Only a few moments in the past two seasons have considered what happens next to a show choir national champion, though the Glee club coach—former champion turned Spanish teacher—offers a small taste. One of the best episodes to date features Neil Patrick Harris as another recovering high school champion whose dreams of musical theatre were shattered in the face of reality. When Neil Patrick Harris’s character auditions for a community theatre production of Les Miserables and is only offered the role of townsperson, it seems laughable, but mostly because we already know Harris’s talent and resume. Today, plenty of talented people still turn to community theatre as an outlet for their passions, acknowledging that those same joys are unlikely to turn into a career.
But the Internet means that every aspiring star, every potential child prodigy, every group at a school performance has the glimmer of hope for something bigger—for the stars of Internet fame to align for them so that they can find their moment. MySpace is still filled with the shattered reams of would-be musical stars, friending one another in a search for validation, and YouTube is home to endless karaoke iterations seeking “likes.” Take Greyson Chance, the 12-year-old boy who sang Lady Gaga so well at a school assembly that it landed him a record deal after the YouTube video went viral:
Even some stars of Glee already found their way to fame thanks to Internet popularity. Consider the original YouTube sensation featuring Darren Criss—the Starkid production, “A Very Potter Musical,” in which Darren played Harry Potter long before he took the role of Kurt’s boyfriend Blaine:
Or Charice, a guest star from last season, whose voice didn’t win her the “Little Big Star” competition she entered as a child—but the videos of her performance brought her international attention:
Even Charice’s Glee character, Summer, is more net savvy than the show’s leads, offering to bring her Twitter followers to the Glee fundraiser event.This is the world of competitive stardom, and it means that the truly talented high schooler in a Glee club can hope for discovery at any moment. It’s this ultracompetitive world—with far more talented hopefuls than fulfilled dreams—that Glee has been mostly ignoring until now (aside from a quick dismissal where one couple considered a sex tape on the Internet as a quick path to stardom). But given how entrenched the show is in the products of this karaoke-stardom, all or nothing medium of fleeting fame, Glee cannot avoid considering the very models that support it.
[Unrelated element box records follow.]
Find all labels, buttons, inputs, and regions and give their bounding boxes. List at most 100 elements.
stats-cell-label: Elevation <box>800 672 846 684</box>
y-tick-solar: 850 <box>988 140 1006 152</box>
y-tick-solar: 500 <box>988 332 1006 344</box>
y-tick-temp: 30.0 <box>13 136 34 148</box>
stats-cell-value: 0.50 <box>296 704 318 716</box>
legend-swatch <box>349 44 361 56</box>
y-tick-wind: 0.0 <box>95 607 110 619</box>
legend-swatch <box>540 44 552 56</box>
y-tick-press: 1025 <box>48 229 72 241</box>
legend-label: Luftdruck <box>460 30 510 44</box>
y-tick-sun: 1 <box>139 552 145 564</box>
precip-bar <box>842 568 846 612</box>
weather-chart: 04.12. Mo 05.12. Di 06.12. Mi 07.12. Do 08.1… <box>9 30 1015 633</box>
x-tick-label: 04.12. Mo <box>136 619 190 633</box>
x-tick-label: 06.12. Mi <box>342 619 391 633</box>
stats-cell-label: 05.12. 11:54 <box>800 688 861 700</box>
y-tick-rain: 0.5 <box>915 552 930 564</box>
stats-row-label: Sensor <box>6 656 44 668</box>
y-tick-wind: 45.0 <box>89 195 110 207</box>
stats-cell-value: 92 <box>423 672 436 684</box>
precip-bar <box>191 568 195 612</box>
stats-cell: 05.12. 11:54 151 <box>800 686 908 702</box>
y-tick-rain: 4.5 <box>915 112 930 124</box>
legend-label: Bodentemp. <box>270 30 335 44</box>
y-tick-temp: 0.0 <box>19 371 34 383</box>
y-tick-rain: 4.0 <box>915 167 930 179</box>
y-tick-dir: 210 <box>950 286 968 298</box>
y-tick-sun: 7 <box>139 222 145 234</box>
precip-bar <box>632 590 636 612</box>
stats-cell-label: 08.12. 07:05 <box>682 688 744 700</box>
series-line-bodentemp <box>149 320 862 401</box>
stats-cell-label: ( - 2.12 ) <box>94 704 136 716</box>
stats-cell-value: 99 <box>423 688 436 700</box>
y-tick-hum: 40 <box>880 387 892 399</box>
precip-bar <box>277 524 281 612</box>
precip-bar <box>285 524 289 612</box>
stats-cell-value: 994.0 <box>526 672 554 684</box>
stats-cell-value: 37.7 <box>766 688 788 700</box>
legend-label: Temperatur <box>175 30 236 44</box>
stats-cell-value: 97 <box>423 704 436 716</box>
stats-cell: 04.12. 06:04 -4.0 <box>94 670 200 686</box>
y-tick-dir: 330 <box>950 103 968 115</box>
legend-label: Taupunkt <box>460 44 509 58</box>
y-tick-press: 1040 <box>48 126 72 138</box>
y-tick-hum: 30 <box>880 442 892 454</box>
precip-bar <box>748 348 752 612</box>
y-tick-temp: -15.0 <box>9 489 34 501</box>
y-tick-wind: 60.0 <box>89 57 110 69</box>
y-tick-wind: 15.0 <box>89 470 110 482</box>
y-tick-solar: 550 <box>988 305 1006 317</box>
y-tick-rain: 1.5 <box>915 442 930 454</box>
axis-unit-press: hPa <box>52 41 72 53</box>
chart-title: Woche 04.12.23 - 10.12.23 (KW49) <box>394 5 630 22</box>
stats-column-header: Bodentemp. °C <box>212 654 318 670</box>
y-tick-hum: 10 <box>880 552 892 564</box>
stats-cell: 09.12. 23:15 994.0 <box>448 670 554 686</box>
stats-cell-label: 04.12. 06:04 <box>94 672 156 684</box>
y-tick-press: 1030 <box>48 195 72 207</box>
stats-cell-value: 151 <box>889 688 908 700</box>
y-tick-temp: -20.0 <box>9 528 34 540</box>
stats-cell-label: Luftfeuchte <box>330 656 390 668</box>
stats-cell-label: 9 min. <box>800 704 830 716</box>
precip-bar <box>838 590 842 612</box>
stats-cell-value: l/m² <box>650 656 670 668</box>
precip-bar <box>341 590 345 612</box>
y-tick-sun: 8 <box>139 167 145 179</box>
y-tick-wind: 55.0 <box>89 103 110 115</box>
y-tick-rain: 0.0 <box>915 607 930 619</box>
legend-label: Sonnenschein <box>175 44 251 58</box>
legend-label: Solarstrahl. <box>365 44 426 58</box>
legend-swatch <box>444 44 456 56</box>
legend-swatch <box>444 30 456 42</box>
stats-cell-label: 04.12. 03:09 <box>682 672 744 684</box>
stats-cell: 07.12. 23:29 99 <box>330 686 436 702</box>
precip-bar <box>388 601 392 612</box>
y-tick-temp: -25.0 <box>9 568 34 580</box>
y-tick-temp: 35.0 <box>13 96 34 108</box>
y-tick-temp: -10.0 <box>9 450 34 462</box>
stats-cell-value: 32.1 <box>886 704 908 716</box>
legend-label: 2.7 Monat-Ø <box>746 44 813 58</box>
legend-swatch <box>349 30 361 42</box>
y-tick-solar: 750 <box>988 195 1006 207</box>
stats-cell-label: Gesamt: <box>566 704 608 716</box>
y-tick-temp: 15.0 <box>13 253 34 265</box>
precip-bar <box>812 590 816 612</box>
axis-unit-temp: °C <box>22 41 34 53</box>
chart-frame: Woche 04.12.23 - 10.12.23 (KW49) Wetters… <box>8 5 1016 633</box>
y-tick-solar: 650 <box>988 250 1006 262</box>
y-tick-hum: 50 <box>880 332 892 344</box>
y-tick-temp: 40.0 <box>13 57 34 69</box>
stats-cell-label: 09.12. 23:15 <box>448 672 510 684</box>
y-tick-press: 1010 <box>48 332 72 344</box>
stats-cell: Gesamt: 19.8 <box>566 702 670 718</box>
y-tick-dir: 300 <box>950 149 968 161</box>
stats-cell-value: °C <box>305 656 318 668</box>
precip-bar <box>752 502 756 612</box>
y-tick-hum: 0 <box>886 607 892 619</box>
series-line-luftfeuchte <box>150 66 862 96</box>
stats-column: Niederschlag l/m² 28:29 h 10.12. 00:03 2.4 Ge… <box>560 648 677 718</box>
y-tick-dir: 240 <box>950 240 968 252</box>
The characters are growing up, and the idea of their future cannot be addressed without defining what success might mean in an era where all the world is truly a stage, and the Internet its broadcast tower. It’s only fitting, then, that the first reality-tv show import Glee Project winner appeared in the Season 3 premiere of Glee. She did so at the front of a group of aspiring musical theatre stars who have been working intently towards their dream of attending a prestigious school in New York. Their collective performance sent the stars of Glee’s New Directions in a spiral of self doubt as they first faced that competition. And the Glee Project cast itself serves as a reminder of how many talented hopefuls didn’t make it to that number:
In The Muppet Movie, Kermit led a group of assorted companions to immediate fame in Hollywood, signing the “standard rich-and-famous contract.” That’s a tough sell for the future of the entire group of Glee misfits, but at the same time, what other ending could be considered happy for the hyper-focused leads with their eyes on Broadway? The show—rather like arts education in this country—is stumbling, trying to remind us that the arts are about much more than fame and success, but not always convincing us that they know where they should be heading. It’s hard for Glee to make much of a case for arts education (an underlying theme of the season) when its own characters can’t seem to see beyond flashing lights.